The IEEE Emerald Book recommends applying surge protection in a cascaded or two stage approach - at the service entrance and then downstream at the panel boards and critical loads. This comprehensive installation creates an effective shield from high-energy transients.
Both the IEEE Emerald Book and NFPA 780 recommend the use of surge protection as a part of a building's lightning protection system. Because the service entrance suppressor can only reduce and not completely eliminate the high-energy transient, a second surge protection device must be applied ahead of your critical equipment.
These mitigation devices should be utilized to address both noise and transient issues for the highest level of suppression.

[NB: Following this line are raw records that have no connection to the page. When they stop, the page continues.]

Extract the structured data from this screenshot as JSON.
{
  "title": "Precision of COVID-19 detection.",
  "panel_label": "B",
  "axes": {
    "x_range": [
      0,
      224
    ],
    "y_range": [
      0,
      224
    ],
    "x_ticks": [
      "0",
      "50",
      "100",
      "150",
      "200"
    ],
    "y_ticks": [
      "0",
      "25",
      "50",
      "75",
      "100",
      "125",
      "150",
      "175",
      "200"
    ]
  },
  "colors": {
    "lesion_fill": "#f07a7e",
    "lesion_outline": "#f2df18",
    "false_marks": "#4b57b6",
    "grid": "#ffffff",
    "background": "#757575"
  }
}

The completion of this facility-wide installation provides both performance and cost advantages. By placing a surge protection device (SPD) at the service entrance and branch panelboards that feed external equipment like HVAC units, the building has an effective shield from high energy transients trying to make their way in from the outside. A second layer of SPDs located at key branch locations provides effective protection against internally generated disturbances, which are prevented from feeding back within the electrical system. The bi-directional nature of parallel SPDs allows one unit mounted at the panelboard to protect all circuits within the panelboard - a very cost-effective application.
Finally, point-of-use series suppressors are placed at critical loads like the fire alarm system, security systems, and computer rooms.